In the application service provider model, the healthcare facility purchases data management service from the vendor without actually owning the hardware or software. This model reduces the capital budget, but mandates a higher recurrent budget.
Hybrid and leasing models also exist. In a hybrid model, the healthcare facility may own some hardware and software, but still pays for some off-site data storage. In a leasing model, the healthcare facility moves all of the capital budget requirements to the recurrent budget, pushing the cost across the life of the system.
Mr. Smith explains how his company Ramsoft, offers "…everything from straight purchase to rental to totally hosted. It is not uncommon for a bigger facility to have their own hardware, have their own IT staff, and basically they are just buying the software and support, where smaller start-ups are looking at the hosted model for their main server." Twenty-four hour support plus the choice to upgrade to larger servers when needed may help make RIS/PACS systems fit within the budgets of smaller healthcare facilities.
Similarly, Ms. Koenig of Merge Healthcare states, "We work with our clients or partner with financial companies to structure the purchase in a way that makes it best for our client, and that is just the nature of the game these days. You have to be able to offer clients multiple ways to buy from you."
Investment in a RIS/PACS system is comparable to an investment in an IT system "…and when you make those investments to improve your operations with technology, you have to be committed to making the operational changes that go along with it," insists Ms. Koenig. "You could find a positive payback on a RIS/PACS investment, but buyers have to be committed to the operational changes that go along with it."
The PACSNet unit in the Centre for Evidence Based Purchasing of the National Health Service (NHS) in England has a useful calculating tool for estimating PACS storage requirements. This tool can be found on the PACSNet website, and may help healthcare facilities decide on what initial purchase would work best for them.
New regulations have also affected the RIS/PACS industry. The Deficit Reduction Act of 2006 reduced the Medicare reimbursement for technical fees in outpatient facilities, resulting in reduction in the growth of the RIS/PACS industry. According to Mr. Schutz, "Where it immediately had an impact is in the smaller facilities that no longer could be reimbursed at the same levels and had to drop their imaging volumes or had to find ways to be more efficient and to do more with less. A lot of those facilities closed or were sold to other owners." Further cuts could worsen the impact on these facilities.

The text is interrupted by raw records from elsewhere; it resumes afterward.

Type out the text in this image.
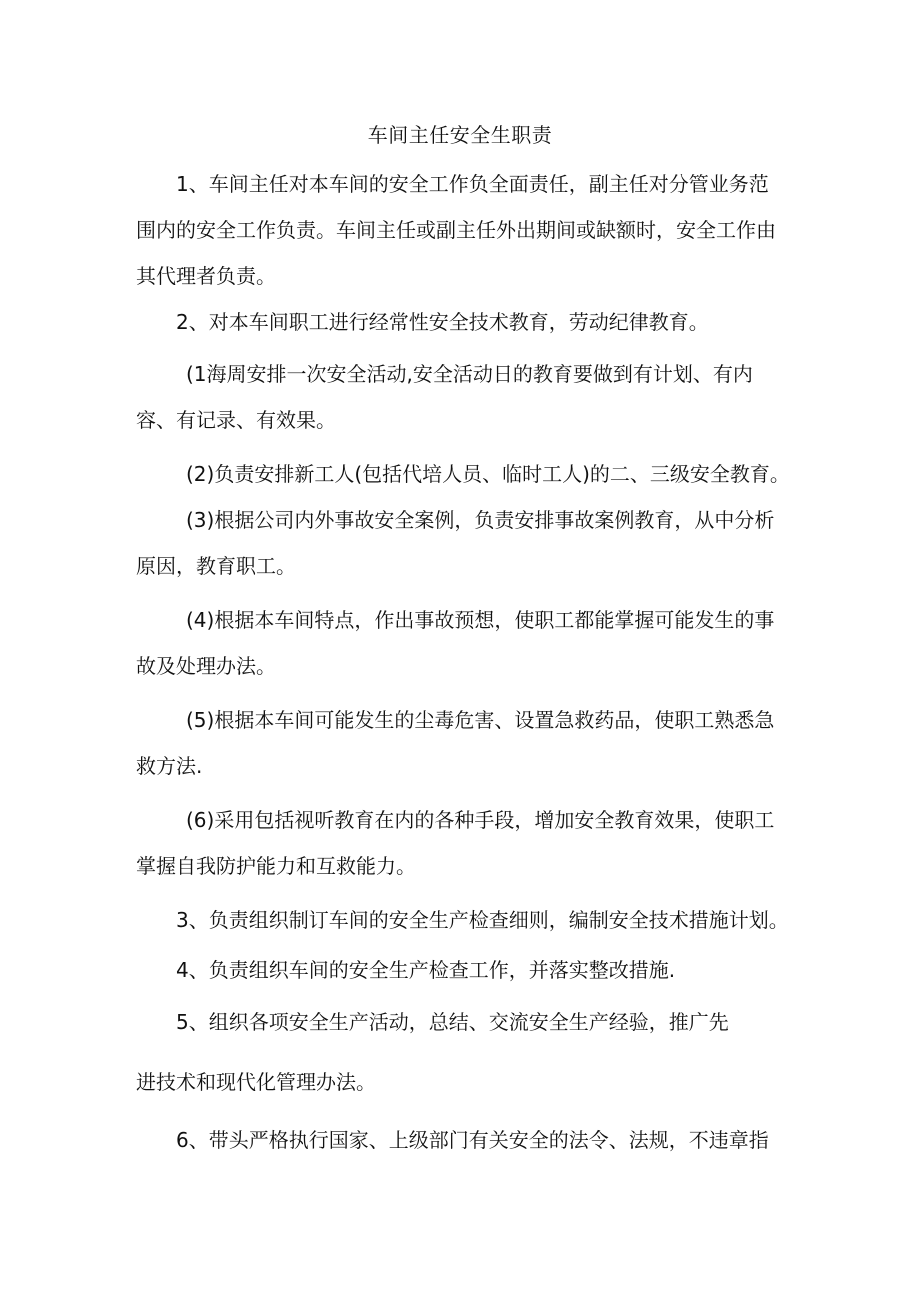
车间主任安全生职责
1、车间主任对本车间的安全工作负全面责任，副主任对分管业务范围内的安全工作负责。车间主任或副主任外出期间或缺额时，安全工作由其代理者负责。
2、对本车间职工进行经常性安全技术教育，劳动纪律教育。
(1海周安排一次安全活动,安全活动日的教育要做到有计划、有内容、有记录、有效果。
(2)负责安排新工人(包括代培人员、临时工人)的二、三级安全教育。
(3)根据公司内外事故安全案例，负责安排事故案例教育，从中分析原因，教育职工。
(4)根据本车间特点，作出事故预想，使职工都能掌握可能发生的事故及处理办法。
(5)根据本车间可能发生的尘毒危害、设置急救药品，使职工熟悉急救方法.
(6)采用包括视听教育在内的各种手段，增加安全教育效果，使职工掌握自我防护能力和互救能力。
3、负责组织制订车间的安全生产检查细则，编制安全技术措施计划。
4、负责组织车间的安全生产检查工作，并落实整改措施.
5、组织各项安全生产活动，总结、交流安全生产经验，推广先
进技术和现代化管理办法。
6、带头严格执行国家、上级部门有关安全的法令、法规，不违章指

Changes both in technology and the economy may be pushing the healthcare facilities away from the traditional large capital investment of RIS/PACS technology towards instead the application service provider models or leasing models with pay-per-use pricing. "A lot of facilities are going to be looking for that sort of offering from vendors in order to make it a lot more palatable for them to make these kinds of investments because they can fund it from operational budgets instead of from capital budgets, and that makes certain things easier," Mr. Schutz told MedicExchange.
On a positive note, despite the penetration of the RIS/PACS markets, there still may be room for the industry to grow. "In North America, you have a low penetration of truly integrated RIS/PACS systems," according to Ms. Koenig, "So, in North America, the opportunity is to deliver the truly integrated RIS/PACS revenue cycle management solution. In other parts of the world, digital penetration is still is very low. So, the global market still has plenty of runway left for providers to grow in some markets more than others."